An investigation is of course well overdue. The results of the Student Body Election should have been held, but since that is gone and past, moves to prepare next year’s incoming Student Body President and Vice President should wait until this investigation is complete. 

Quite honestly, my hopes aren’t incredibly high that these victims will be heard even with an investigation.

While I personally believe these women, it’s unclear what Ludewig’s intentions were in this case. Regardless of these intentions though, his impact was one that made numerous individuals deeply uncomfortable, and as someone who was passionate enough about NDSU to want to be the Student Body President, he should take issue with that position carrying a bad reputation.

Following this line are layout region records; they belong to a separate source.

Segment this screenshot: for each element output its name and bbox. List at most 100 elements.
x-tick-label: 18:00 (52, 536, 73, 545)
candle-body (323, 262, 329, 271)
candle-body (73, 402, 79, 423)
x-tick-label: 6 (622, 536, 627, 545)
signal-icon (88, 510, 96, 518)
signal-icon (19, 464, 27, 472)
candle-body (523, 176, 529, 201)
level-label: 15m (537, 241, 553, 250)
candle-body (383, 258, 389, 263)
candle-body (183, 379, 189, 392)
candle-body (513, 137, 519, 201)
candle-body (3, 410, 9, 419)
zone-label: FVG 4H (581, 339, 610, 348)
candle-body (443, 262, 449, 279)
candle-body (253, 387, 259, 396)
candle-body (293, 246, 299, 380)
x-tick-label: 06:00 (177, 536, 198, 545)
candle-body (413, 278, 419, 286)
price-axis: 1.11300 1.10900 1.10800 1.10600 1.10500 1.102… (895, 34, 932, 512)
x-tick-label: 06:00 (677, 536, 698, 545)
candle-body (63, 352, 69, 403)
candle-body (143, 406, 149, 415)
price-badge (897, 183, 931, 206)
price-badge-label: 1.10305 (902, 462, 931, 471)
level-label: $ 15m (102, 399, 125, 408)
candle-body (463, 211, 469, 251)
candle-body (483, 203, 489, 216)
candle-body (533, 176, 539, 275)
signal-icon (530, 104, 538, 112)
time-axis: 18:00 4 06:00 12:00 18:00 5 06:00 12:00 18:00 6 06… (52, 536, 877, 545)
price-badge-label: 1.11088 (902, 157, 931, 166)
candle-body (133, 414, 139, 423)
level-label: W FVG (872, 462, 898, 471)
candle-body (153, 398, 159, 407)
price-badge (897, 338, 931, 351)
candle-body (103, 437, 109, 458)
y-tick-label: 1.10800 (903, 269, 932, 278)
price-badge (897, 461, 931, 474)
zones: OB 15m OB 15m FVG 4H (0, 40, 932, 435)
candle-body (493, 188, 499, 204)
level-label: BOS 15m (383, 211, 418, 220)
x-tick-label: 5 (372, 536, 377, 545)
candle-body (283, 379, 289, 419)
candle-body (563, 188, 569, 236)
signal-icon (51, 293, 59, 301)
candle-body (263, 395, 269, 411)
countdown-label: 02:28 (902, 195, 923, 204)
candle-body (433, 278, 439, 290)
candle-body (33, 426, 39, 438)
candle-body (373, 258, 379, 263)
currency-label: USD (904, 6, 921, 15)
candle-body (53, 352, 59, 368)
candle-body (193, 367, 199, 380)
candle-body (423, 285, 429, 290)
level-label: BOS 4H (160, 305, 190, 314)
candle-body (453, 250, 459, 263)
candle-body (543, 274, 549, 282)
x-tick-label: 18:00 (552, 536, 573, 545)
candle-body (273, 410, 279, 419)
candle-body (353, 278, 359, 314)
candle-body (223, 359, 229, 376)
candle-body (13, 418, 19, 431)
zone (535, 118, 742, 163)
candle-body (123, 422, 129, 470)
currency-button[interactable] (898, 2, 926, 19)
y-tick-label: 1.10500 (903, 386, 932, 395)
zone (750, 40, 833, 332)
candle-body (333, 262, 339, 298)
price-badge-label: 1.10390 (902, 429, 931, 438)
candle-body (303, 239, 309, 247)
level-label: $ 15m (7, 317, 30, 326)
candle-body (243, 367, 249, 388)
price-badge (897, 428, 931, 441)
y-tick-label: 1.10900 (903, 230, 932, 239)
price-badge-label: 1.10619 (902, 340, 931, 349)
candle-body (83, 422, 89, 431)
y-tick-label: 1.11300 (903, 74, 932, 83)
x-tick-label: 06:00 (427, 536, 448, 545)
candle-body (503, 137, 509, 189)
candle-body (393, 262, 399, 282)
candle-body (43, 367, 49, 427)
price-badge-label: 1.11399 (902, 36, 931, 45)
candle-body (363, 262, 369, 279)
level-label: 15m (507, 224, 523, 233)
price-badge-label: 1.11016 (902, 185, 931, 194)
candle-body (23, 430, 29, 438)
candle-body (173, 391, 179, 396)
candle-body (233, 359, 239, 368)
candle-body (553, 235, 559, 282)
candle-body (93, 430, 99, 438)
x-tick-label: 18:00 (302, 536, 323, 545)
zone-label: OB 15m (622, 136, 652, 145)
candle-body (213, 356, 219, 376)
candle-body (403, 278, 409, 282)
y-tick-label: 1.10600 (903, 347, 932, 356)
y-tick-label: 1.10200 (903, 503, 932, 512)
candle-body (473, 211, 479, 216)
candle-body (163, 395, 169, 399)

Clearly, there are still advocates within Student Government, as Warcken said, “I applaud [these women] for taking action even though it must’ve been terrifying for them to come forward with it. I’m sorry that NDSU didn’t do anything quick enough and you felt like you had to take it into your own hands to deal with it.” 

To those who have remained silent: you are still within your power to try to repair this broken situation. People make mistakes, but it is what they do after making mistakes that speaks volumes to their character.

My freshmen year, when a close friend came to breakfast sick to her stomach because of a sexually explicit Snapchat she had been sent from Ludewig, I should have done everything in my power to make sure that never had to happen again. To this individual, I’m incredibly sorry. 

To the individuals who have not been taken seriously by a system meant to protect them, I’m sorry as well. Women should not have to be responsible for the actions of the men who make them feel unsafe. 

To everyone else who remains silent or evasive: show these people you give a damn and do something. 

Update: Since this article’s publication, Carl Ludewig released an identical statement to Laura Friedmann.